# Continuity Equation in an Electromagnetic Field

1. Feb 20, 2013

### Rubiss

1. The problem statement, all variables and given/known data

Derive the continuity equation for a charged particle in an electromagnetic field

2. Relevant equations

The time-dependent Schrodinger equation and its complex conjugate are

$$i\hbar\frac{\partial \psi}{\partial t}=\frac{1}{2m}(-i\hbar \vec{\nabla} - \frac{e}{c} \vec{A})^{2}\psi+e\phi\psi$$

$$i\hbar\frac{\partial \psi^{*}}{\partial t}=\frac{1}{2m}(+i\hbar \vec{\nabla} - \frac{e}{c} \vec{A})^{2}\psi^{*}+e\phi\psi^{*}$$

3. The attempt at a solution

I proceed in much the same way I would when deriving the continuity equation without a magnetic field. I multiply the top equation by psi-star, the bottom by psi and subtract the bottom equation from the top equation to obtain

$$\frac{\partial \rho}{\partial t} = \frac{-\hbar}{2mi}(\psi^{*}\vec{\nabla}^{2}\psi - \psi \vec{\nabla}^{2} \psi^{*})+\frac{e}{2mc}(2|\psi|^{2}\vec{\nabla} \cdot \vec{A}+\psi^{*}\vec{A} \cdot \vec{\nabla}\psi + \psi \vec{A} \cdot \vec{\nabla}\psi^{*})$$

Now I pull a divergence out of the first quantity in the parentheses on the right, and that becomes the the probability current when there is no magnetic field. Then I use the fact that the divergence of A is zero.
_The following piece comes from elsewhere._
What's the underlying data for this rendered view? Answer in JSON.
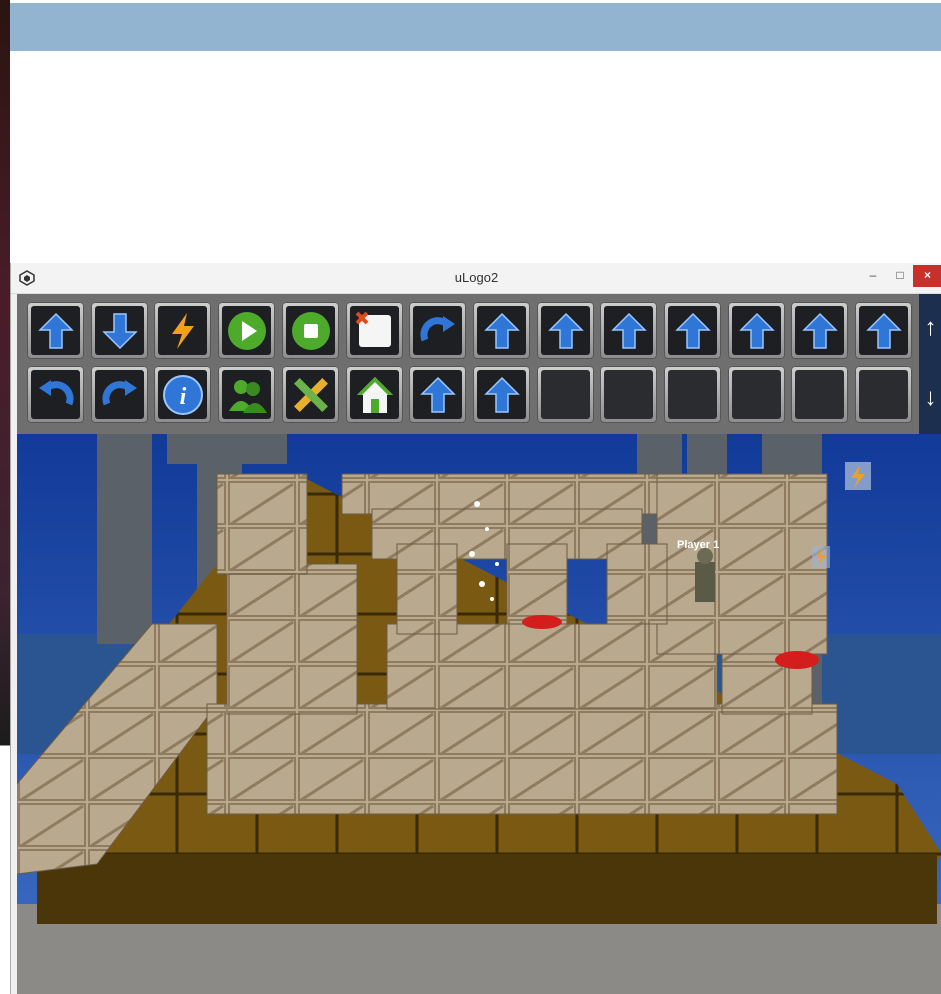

This leaves me with

$$\frac{\partial \rho}{\partial t} = -\vec{\nabla} \cdot \vec{j} + \frac{e}{2mc} (\psi^{*}\vec{A} \cdot \vec{\nabla}\psi + \psi \vec{A} \cdot \vec{\nabla}\psi^{*})$$

Now I pull the A out of parentheses:

$$\frac{\partial \rho}{\partial t} = -\vec{\nabla} \cdot \vec{j} + \frac{e}{2mc} \vec{A} \cdot (\psi^{*}\vec{\nabla}\psi + \psi\vec{\nabla}\psi^{*})$$

This becomes

$$\frac{\partial \rho}{\partial t} = -\vec{\nabla} \cdot \vec{j} + \frac{e}{2mc} \vec{A} \cdot (\vec{\nabla}|\psi|^{2})$$

and I can pull the gradient out because del dot A is zero:

$$\frac{\partial \rho}{\partial t} = -\vec{\nabla} \cdot \vec{j} + \frac{e}{2mc} \vec{\nabla} \cdot (\vec{A}|\psi|^{2})$$

Now pull the divergence out of both terms:

$$\frac{\partial \rho}{\partial t} = -\vec{\nabla} \cdot (\vec{j} + \frac{e}{2mc}\vec{A}|\psi|^{2})$$

Now I am very close to the correct answer (I know because the result is on the page "probability current" on Wikipedia). My only problem is that there should NOT be a 2 in the denominator. I have spent a long time trying to find out why this 2 is there. Any help would be appreciated.

2. Feb 20, 2013

### TSny

See if you can show that you are missing a couple of factors of 2 above. I think it should be

$$\frac{\partial \rho}{\partial t} = \frac{-\hbar}{2mi}(\psi^{*}\vec{\nabla}^{2}\psi - \psi \vec{\nabla}^{2} \psi^{*})+\frac{e}{2mc}(2|\psi|^{2}\vec{\nabla} \cdot \vec{A}+2\psi^{*}\vec{A} \cdot \vec{\nabla}\psi + 2\psi \vec{A} \cdot \vec{\nabla}\psi^{*})$$

3. Feb 21, 2013

### Rubiss

I think you're right, but I have rewritten my steps many times, and do not get that factor of 2 to show up. Very frustrating.

4. Feb 21, 2013

### TSny

For

$$i\hbar\frac{\partial \psi}{\partial t}=\frac{1}{2m}(-i\hbar \vec{\nabla} - \frac{e}{c} \vec{A})^{2}\psi+e\phi\psi$$

try writing it as

$$i\hbar\frac{\partial \psi}{\partial t}=\frac{1}{2m}(-i\hbar \vec{\nabla} - \frac{e}{c} \vec{A})\cdot (-i\hbar \vec{\nabla} - \frac{e}{c} \vec{A})\psi+e\phi\psi$$

First write out $(-i\hbar \vec{\nabla} - \frac{e}{c} \vec{A})\psi$ and then operate on the result with the other $(-i\hbar \vec{\nabla} - \frac{e}{c} \vec{A})$. If you encounter $\vec{\nabla}\cdot(\vec{A}\psi)$ then remember that $\vec{\nabla}$ operates on both $\vec{A}$ and $\psi$ according to the product rule.

5. Feb 21, 2013

### Rubiss

Ah, yes! That is the crucial part I was missing - del acts on both psi and A.

Thanks so much!